We had to laugh at the memo Karen Finney, director of communications for the Democratic National Committee, just sent to the four spokesmen for Republican presidential candidates Mitt Romney, John McCain, Mike Huckabee and Rudolph W. Giuliani.
"If imitation is the highest form of flattery, then we [Democrats] owe you a word of thanks," she writes. "As you might have guessed, we've been following your candidates for a while now. So you can imagine our surprise to watch as one by one, they have all tried to emulate our party's candidates by co-opting our message about the need for 'change' in America."
Memo to Miss Finney: Judging from the letters sent in by readers of Inside the Beltway, Americans are tired of hearing so many of the 2008 presidential candidates, regardless of party affiliation, promise "change" — whatever that means.
The least the candidates could do, we could suggest to both parties, is come up with a more definitive campaign sound bite, something with some "meat" in it.
VIPs from virtually every corner of Washington will flock to Brasserie Les Halles tomorrow night to salute Charlie Brotman on his 80th birthday.
"I love turning 80. I just don't believe it," the Washington PR mogul told Inside the Beltway yesterday. "Now, when anybody asks me how old I am, I'll reply, '40 — for the second time."

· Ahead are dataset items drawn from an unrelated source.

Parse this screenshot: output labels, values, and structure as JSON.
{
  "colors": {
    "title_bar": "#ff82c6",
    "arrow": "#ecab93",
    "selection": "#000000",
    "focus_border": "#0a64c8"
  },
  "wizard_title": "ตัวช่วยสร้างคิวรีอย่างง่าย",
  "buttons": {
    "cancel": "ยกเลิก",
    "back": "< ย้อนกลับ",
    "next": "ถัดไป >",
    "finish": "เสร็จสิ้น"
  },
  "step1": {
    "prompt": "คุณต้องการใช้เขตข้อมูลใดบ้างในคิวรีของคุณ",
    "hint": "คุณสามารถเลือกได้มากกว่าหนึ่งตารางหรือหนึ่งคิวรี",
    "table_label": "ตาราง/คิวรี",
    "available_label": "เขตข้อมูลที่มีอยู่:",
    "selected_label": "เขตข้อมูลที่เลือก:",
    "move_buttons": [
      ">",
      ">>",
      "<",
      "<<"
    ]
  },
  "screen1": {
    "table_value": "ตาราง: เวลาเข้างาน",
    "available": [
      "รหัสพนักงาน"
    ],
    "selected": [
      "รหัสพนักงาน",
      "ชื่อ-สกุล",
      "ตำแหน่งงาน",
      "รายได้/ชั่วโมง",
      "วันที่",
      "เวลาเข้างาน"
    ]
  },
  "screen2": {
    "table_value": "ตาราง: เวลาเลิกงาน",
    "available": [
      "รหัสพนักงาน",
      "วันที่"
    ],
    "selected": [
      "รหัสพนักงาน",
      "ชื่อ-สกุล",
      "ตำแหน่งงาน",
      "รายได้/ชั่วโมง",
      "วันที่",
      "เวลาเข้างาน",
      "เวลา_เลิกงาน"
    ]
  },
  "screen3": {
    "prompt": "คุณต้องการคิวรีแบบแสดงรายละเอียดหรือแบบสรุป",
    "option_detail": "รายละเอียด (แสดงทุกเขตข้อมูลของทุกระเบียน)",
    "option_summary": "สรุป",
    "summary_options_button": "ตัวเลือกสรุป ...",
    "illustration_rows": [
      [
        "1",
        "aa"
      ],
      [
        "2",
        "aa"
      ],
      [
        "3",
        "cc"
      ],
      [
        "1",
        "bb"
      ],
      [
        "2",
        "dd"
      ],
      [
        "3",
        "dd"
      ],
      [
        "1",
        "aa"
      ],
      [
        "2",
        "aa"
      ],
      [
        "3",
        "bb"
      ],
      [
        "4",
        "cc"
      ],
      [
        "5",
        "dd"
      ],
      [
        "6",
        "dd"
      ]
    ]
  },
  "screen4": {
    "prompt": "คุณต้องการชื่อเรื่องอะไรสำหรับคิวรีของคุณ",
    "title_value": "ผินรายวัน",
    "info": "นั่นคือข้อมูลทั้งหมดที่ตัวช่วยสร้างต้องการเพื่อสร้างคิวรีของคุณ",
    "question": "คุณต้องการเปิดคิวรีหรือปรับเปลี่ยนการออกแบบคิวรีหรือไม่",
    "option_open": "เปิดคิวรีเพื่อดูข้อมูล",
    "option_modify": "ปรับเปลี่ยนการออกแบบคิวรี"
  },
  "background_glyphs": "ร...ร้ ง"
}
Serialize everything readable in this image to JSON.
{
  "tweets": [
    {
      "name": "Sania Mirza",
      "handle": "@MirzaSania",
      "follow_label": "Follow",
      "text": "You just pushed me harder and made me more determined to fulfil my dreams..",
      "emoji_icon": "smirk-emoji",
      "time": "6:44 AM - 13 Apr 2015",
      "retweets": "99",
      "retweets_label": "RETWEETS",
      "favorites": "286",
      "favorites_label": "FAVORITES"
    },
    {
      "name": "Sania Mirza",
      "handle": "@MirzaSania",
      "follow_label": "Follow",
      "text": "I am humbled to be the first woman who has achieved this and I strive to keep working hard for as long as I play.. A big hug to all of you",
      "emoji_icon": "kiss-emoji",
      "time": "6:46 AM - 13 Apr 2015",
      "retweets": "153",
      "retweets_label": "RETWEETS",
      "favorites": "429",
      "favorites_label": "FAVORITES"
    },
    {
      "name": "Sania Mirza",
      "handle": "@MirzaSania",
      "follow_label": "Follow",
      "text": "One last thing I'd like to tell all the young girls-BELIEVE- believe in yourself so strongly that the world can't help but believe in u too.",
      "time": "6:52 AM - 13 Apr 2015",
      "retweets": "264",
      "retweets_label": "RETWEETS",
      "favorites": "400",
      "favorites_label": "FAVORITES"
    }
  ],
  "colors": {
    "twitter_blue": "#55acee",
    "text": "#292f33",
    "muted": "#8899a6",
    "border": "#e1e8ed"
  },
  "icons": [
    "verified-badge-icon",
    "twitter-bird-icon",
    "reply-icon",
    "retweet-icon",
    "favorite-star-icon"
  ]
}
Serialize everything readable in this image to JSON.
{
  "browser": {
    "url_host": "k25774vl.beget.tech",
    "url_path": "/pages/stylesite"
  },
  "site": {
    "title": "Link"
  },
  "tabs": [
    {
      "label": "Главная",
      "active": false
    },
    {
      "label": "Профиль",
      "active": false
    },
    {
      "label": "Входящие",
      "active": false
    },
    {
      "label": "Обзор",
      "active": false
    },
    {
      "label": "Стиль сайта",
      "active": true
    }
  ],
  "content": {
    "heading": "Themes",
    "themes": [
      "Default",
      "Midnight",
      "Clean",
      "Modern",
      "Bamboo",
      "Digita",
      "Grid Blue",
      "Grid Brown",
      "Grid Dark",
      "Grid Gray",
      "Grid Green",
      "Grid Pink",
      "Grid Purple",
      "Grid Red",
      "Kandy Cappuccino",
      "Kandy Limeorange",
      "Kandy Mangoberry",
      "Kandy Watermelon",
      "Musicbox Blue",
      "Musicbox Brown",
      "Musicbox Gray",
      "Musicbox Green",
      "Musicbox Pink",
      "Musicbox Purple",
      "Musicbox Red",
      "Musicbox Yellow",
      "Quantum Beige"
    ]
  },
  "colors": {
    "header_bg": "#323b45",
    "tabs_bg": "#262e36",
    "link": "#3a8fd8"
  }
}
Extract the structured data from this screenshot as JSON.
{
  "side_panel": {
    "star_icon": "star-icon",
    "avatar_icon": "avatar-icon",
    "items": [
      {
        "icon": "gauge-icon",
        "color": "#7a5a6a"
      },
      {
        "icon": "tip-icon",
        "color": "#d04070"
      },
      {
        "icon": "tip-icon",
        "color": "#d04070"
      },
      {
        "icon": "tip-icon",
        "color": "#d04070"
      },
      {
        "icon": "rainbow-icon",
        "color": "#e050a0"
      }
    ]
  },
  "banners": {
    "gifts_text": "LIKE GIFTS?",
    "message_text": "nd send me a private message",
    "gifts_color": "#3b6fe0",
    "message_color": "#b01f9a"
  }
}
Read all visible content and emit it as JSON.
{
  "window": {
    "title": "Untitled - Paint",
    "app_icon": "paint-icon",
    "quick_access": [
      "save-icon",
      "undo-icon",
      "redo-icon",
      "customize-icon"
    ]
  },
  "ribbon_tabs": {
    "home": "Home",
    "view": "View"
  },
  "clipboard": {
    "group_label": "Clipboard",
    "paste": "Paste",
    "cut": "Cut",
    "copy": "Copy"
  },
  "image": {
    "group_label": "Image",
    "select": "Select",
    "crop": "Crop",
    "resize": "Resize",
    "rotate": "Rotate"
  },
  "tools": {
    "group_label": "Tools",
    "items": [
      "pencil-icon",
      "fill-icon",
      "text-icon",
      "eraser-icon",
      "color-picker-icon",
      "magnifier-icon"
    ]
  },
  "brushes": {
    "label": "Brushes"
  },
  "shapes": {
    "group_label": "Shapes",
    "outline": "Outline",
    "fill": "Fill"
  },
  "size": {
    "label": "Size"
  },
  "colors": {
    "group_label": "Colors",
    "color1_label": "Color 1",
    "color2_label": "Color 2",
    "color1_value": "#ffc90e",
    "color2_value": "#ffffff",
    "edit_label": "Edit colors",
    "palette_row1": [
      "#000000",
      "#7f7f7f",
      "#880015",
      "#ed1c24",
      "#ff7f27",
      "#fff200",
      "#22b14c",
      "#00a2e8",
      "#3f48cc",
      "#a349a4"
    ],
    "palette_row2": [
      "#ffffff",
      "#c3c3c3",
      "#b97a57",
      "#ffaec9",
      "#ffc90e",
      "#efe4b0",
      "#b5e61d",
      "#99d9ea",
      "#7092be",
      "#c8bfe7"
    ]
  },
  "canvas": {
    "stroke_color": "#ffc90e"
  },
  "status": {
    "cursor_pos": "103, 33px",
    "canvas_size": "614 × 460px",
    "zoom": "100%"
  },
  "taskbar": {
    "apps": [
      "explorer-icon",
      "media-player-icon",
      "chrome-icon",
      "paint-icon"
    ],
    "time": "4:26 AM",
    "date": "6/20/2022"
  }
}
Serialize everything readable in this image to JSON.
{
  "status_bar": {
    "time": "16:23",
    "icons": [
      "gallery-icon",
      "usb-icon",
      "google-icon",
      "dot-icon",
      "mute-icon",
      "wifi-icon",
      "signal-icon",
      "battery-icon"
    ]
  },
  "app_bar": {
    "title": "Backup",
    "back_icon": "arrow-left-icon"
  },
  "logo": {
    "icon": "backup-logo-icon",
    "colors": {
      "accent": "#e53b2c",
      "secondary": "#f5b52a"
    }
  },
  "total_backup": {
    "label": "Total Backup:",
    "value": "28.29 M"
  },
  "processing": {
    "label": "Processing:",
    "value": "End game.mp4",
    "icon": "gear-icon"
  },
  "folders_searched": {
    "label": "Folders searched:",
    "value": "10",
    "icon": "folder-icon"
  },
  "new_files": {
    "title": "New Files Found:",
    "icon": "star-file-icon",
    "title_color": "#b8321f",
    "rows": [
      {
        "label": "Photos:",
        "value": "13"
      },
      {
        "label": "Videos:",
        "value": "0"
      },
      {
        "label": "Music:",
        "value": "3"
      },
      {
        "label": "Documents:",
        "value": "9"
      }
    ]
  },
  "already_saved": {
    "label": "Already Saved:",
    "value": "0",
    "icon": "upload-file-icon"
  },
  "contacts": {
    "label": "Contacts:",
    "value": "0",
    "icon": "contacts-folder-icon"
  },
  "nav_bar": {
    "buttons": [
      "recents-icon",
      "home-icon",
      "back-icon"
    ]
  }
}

Among myriad hats worn by the D.C. native, who grew up adjacent to his parents' small grocery store, Mr. Brotman every fourth January for the past 48 has been the president's inaugural parade announcer. Ever since Dwight D. Eisenhower's second inauguration in 1957, the one-time Washington Senators' stadium announcer has introduced hundreds of thousands of usually frozen spectators to newly elected and incumbent presidents — nine in all, including George W. Bush.
(For anybody confused, Gerald R. Ford missed out on his inaugural parade because he replaced Richard M. Nixon in midstride, and subsequently lost the 1976 election to Jimmy Carter).
Will we see him back in his inaugural parade perch next January?
"I hope so," Mr. Brotman said yesterday. "It will be my 14th consecutive presidential inaugural parade — my 10th new president, covering a period of 53 years."
In a scathing statement over the weekend, the chairman of the National Black Republican Association says the recent firestorm ignited by Sen. Hillary Rodham Clinton's "racially-tinged" attempt to derail Sen. Barack Obama's presidential campaign shows the perils of Democrats "using their race-based weapon against a black Democrat."
Frances Rice charges that "Democrats have a 150-year history of using race as a political weapon to keep blacks in virtual slavery and Republicans out of power."
Mrs. Rice was not only critical of white Democrats, but the party's black members, too. She says in her "black community, people are outraged about how Democrat demagogues, including billionaire Bob Johnson of [Black Entertainment Television], are treating Obama as an 'uppity Negro' who dares to defy their white Democratic Party masters."
Former Republican George Phillies has just been endorsed for the 2008 Libertarian Party presidential nomination by the executive committee of "Outright Libertarians."
Who and who?
First, Outright Libertarians identify themselves as the country's most influential LGBT (lesbian, gay, bisexual, transgender) Libertarian organization.
As for the 60-year-old Mr. Phillies, a scientist and college physics professor who previously served in the U.S. Army Reserves, he says he was a Republican until the late 1980s, abandoning the party when the government and deficit "got bigger," taxes "kept going up," and the party's social agenda got on the "wrong track."
"I am not a social conservative," he explains. "When George Bush attached himself to the 'Christian Right', he took the Republican Party his way, and I went my way."